DNA Data Storage Moves Beyond Moore’s Law

This article first appeared on Discover Science Magazine by Nathaniel Scharping

Over the past few decades, it has become apparent that Moore’s Law has started to come apart. The 1965 observation, named after Gordon E. Moore, stated that the number of components on a chip seemed to double every year, but we are reaching the limit of silicon’s storage capabilities.

To keep pushing the boundaries of computing technology, we’ll need to rethink the basic components of computers themselves. And the field of DNA storage could offer a solution to a problem growing ever more apparent in our digital world: Where do we store billions of gigabytes of data that make up the Internet?

“A large part of building better computers is about finding better materials to build computers with,” says Luis Ceze, an associate professor in the Computer Science Department at the University of Washington. “So, silicon happens to be a fantastic material, but it’s reaching a point where it’s unclear that we can continue pushing forward with silicon. So I find it fascinating that biology has evolved many molecules that are useful for building better computers in the future.”

Beyond Silicon

Current archival facilities, such as the data storage center Facebook recently built in Oregon, occupy entire warehouses and can store about an exabyte — 1 billion gigabytes of data — at a maximum. That’s just a fraction of the entire internet, which is forecast to reach 16 zettabytes, or 16,000 exabytes, by 2017.

By encoding information using DNA, the blueprint for life on Earth, researchers say that they could take all of that information and fit it in your living room. By taking bits of information and translating them from the 1s and 0s on a computer chip into the four letters of DNA, scientists can create strands of DNA that encode for anything you like, from a Taylor Swift song to the Library of Congress.

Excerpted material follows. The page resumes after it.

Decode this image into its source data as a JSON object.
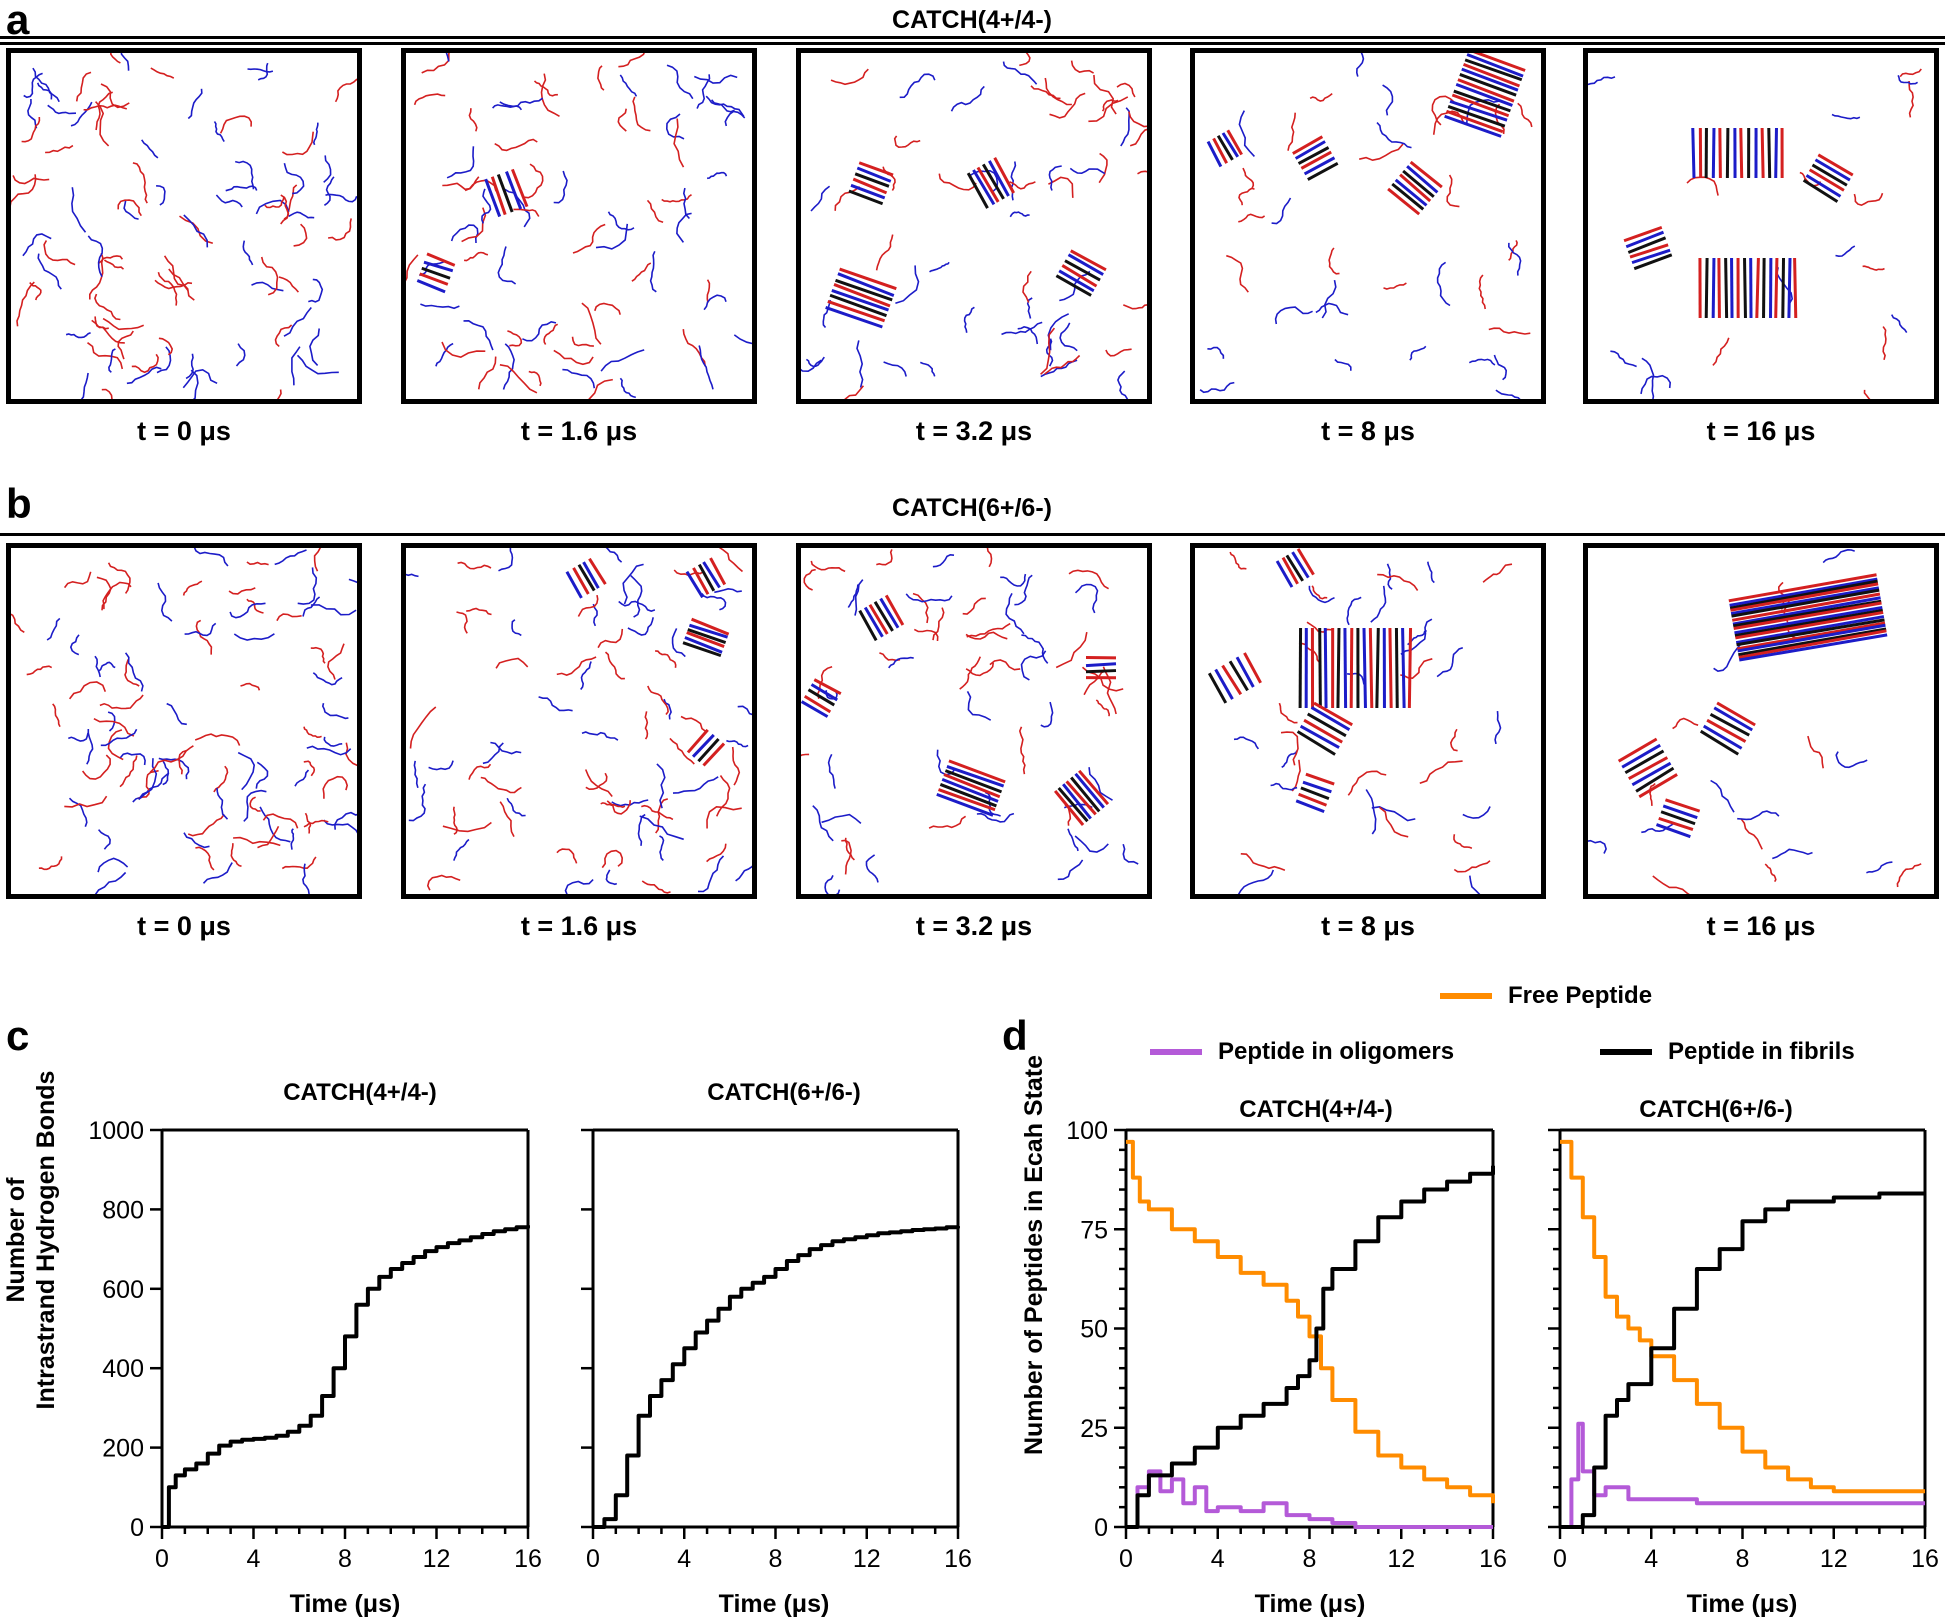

To accomplish this, researchers build an index that links the four nucleotides that make up DNA (A,T,C and G) to the strings of 1s and 0s we already use on our computers. A DNA synthesizer creates short strands of DNA that each hold a part of a file’s code. Once all of the information has been converted to DNA, the information can be stored and retrieved by a DNA sequencer that reads combinations of nucleotides.

A Better Way to Encode DNA

Ceze is part of a team of researchers at the University of Washington that has developed a new method of encoding and reading information stored in synthetic DNA. They looked to a widely used audio compression tool called the Huffman code, which is a way to express strings of binary code in a shorter way.

He says that their method allows for even greater storage capacity by reducing redundancies — the process of making multiple identical strands to account for errors — and allows individual pieces of the data to be read without sequencing all of the DNA stored, something that had not previously been done. The method includes unique “primers” in individual strands of DNA that can be targeted during the sequencing process to highlight a particular strand. They say that this improves functionality of their system, eliminating the need to sequence the entire database just to read a single strand.

As a proof-of-concept, the team encoded the information for several image files in synthetic DNA and successfully sequenced the strands to redraw the pictures. While they only encoded several megabytes of information, Ceze says that the process could be scaled up to hold much larger databases.

“If we compare flash to DNA in terms of density, or the number of bits in a certain volume, DNA will be at least a billion times denser. You can put an exabyte in a cubic inch, which would be a few sugar cubes,” says Ceze.

Ceze emphasizes that synthesizing DNA to store data is not related to genetic engineering. Instead of attempting to put together the right strands of DNA to create an organism, their method is entirely synthetic.

DNA Computers

Storing data in strand of DNA has one significant drawback: it’s slow. Unlike computer chips, which communicate at nearly the speed of light using electrons, DNA data storage relies on physically moving molecules around.

For this reason, we shouldn’t expect to see DNA hard drives at your local computer store in the near future, Ceze says. Instead, he envisions using DNA data storage to preserve massive data archives, such as those used by Facebook and cloud storage services, where speed is not as crucial. The technology also remains expensive. But, even compared to five years ago, prices have dropped precipitously, according to Ceze. He’s looking forward to further reductions in the cost of synthesizing and sequencing DNA, which would heighten the feasibility of DNA data banks.

“Computers were pretty expensive a while ago, and then they got cheaper because there was a demand for them that dropped the price. So now that DNA storage is creating even more demand [for DNA synthesis and sequencing] beyond the biomedical industry, that will push the price down,” says Ceze.